Brief alla UE: L’Austria vuole portare Anthropic in Europa
Il governo austriaco intende spingere per portare in Europa la società di intelligenza artificiale Anthropic e ne ha parlato direttamente con la Commissione UE. Lo riferisce Bloomberg, citando un comunicato scritto da Alexander Pröll, segretario di Stato per la digitalizzazione, indirizzato alla commissaria europea Henna Virkkunen. In tale messaggio, si chiede di focalizzare l’attenzione dell’Unione Europea su aspetti come la sicurezza giuridica, l’accesso al mercato, il capitale e una serie di valori che potrebbero rappresentare un incentivo per il gruppo. Però le concrete misure riguardanti le procedure operative e la gestione di Anthropic in Europa sono state lasciate aperte. La società non ha commentato l’idea, che appare comunque poco probabile.
Conflitti con l’amministrazione di Trump
La richiesta di Pröll rientra in uno scenario più ampio di interesse europeo per ridurre la propria dipendenza da tecnologie statunitensi e cinesi, favorendo la nascita di propri modelli di IA. Queste preoccupazioni hanno guadagnato in drammaticità sin dall’inizio del mandato presidenziale del nuovo leader statunitense, Donald Trump. In passato, sono state le politiche di dazi ad evidenziare l’elevata dipendenza europea dagli USA. L’ultimo episodio è l’imposizione di restrizioni da parte dell’amministrazione federale verso l’accesso dei cittadini europei ai potenti modelli di IA sviluppati da Anthropic, come Mythos e Fable, evidenziando così il potere di controllo esercitato da Washington. Tuttavia, in Europa non esiste per ora un modello di IA in grado di competere con quelli statunitensi.
Controversie con il Pentagone
Anthropic, dunque, non potrebbe escludere un possibile trasferimento in Europa.

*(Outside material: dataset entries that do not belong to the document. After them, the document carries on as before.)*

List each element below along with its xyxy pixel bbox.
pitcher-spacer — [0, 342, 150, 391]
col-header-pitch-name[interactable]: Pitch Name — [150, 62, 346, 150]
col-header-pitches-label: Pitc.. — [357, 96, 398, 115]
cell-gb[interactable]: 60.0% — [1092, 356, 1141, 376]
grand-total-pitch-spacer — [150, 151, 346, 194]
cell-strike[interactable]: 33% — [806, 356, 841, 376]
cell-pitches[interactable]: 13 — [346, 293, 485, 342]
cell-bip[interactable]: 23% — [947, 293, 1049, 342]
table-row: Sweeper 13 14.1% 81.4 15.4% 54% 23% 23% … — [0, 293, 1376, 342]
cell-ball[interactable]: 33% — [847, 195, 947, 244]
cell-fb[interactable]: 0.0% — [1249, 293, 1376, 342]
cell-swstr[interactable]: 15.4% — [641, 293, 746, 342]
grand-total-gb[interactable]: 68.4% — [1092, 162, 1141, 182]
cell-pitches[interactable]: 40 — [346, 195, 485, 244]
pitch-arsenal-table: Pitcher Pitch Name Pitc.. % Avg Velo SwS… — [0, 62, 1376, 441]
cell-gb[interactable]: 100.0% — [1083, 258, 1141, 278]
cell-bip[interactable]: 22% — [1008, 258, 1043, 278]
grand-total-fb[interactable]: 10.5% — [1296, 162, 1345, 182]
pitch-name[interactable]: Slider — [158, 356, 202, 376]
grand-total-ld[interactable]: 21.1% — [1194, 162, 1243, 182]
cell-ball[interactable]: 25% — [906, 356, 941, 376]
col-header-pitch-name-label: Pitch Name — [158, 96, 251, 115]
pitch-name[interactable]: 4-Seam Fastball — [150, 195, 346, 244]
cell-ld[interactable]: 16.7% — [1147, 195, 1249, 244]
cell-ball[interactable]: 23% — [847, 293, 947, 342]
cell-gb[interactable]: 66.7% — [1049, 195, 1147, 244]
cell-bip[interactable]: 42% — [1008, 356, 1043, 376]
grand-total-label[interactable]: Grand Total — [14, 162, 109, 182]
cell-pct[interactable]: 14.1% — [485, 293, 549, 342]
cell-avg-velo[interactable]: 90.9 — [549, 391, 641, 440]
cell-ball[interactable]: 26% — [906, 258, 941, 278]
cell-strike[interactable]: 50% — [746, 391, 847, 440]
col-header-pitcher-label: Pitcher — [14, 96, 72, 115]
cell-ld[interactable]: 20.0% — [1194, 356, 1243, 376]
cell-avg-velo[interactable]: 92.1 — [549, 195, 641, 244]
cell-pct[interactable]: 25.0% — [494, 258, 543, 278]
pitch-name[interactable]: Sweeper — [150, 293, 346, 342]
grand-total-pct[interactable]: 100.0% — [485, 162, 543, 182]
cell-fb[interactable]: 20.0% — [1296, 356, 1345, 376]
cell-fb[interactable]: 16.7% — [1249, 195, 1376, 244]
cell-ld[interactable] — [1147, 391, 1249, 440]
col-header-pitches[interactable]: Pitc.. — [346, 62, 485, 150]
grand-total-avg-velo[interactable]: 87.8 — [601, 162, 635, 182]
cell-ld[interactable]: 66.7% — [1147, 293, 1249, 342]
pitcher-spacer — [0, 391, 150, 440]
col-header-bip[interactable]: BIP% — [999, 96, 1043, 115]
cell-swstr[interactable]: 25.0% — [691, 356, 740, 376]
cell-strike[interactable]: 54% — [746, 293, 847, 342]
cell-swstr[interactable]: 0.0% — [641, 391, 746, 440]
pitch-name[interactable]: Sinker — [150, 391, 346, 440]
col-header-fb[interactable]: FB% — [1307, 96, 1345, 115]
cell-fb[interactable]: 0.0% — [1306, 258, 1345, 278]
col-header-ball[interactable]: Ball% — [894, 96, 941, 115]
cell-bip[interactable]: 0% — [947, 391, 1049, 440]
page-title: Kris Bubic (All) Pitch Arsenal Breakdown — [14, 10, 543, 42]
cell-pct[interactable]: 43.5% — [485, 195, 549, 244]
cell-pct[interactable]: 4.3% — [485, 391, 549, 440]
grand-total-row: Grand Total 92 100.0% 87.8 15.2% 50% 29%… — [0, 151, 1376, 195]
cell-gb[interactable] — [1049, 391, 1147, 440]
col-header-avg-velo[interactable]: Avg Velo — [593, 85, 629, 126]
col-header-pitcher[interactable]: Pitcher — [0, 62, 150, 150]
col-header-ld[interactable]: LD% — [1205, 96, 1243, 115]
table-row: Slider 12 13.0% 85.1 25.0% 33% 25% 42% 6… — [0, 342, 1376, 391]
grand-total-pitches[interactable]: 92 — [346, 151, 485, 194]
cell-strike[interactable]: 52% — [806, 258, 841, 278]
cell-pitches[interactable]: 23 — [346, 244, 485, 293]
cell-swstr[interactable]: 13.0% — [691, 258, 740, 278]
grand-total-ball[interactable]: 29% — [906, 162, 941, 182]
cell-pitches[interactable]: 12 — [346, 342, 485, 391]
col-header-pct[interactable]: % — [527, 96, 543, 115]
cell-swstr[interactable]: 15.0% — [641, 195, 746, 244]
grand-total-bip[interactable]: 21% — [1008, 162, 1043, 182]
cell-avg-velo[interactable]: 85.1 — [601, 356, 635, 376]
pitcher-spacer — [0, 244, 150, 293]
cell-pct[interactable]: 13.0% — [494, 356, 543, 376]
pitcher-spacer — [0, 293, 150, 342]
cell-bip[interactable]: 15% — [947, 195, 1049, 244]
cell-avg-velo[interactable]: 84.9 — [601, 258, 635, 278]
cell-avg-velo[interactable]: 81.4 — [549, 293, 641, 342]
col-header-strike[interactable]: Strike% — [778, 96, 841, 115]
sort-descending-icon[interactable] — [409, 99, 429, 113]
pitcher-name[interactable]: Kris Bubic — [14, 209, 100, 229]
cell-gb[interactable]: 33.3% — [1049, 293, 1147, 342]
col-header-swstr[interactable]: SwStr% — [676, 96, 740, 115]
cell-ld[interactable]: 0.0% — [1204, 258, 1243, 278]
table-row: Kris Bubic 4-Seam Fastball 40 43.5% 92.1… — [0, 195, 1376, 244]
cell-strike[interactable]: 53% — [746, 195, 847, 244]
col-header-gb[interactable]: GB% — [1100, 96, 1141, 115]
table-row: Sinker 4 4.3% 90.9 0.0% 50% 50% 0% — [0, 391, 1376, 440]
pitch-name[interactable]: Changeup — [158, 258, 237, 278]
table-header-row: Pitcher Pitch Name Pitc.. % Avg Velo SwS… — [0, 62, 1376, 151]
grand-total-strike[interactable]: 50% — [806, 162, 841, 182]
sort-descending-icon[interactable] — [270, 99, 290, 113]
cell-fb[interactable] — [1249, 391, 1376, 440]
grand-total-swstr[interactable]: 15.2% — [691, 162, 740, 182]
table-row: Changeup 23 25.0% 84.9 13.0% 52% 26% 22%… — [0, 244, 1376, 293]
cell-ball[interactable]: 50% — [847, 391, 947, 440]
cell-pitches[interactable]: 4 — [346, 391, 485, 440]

L’azienda ha recentemente avuto numerosi scontri con l’amministrazione statunitense. In primavera, si è verificato uno scontro tra il Pentagono e Anthropic sulle applicazioni militari dell’IA. La compagnia aveva stabilito linee rosse riguardanti l’utilizzo del suo sistema, cosa che ha indotto il dipartimento della Difesa USA ad adottare misure molto rigorose. Anthropic intanto si è mossa legalmente per ribattere. Nonostante questo, sono emersi indizi del fatto che Anthropic mantenga rapporti con il governo statunitense.
I limiti di un trasferimento in Europa
Nel messaggio, si sottolineano le potenzIALi attrattive per Anthropic nel considerare un trasferimento in Europa, ma appare poco credibile che queste siano sufficienti per convincere l’azienda. Un problema fondamentale è il confronto in termini finanziari tra Europa e USA: oggi l'Europa non riesce a competere con gli Stati Uniti in termini di accesso a nuovi investimenti. Anche se Anthropic è in conflitto con la presidenza Trump, sta attualmente preparando un’offerta pubblica iniziata negli Stati Uniti. Inoltre, probabilmente la leadership statunitense cercherà di bloccare un eventuale trasferimento, poiché perdersi l’accesso al mercato americano potrebbe essere fatale per l’azienda. Date tali considerazioni, l’idea messa a punto da Austria risulta estremamente improbabile.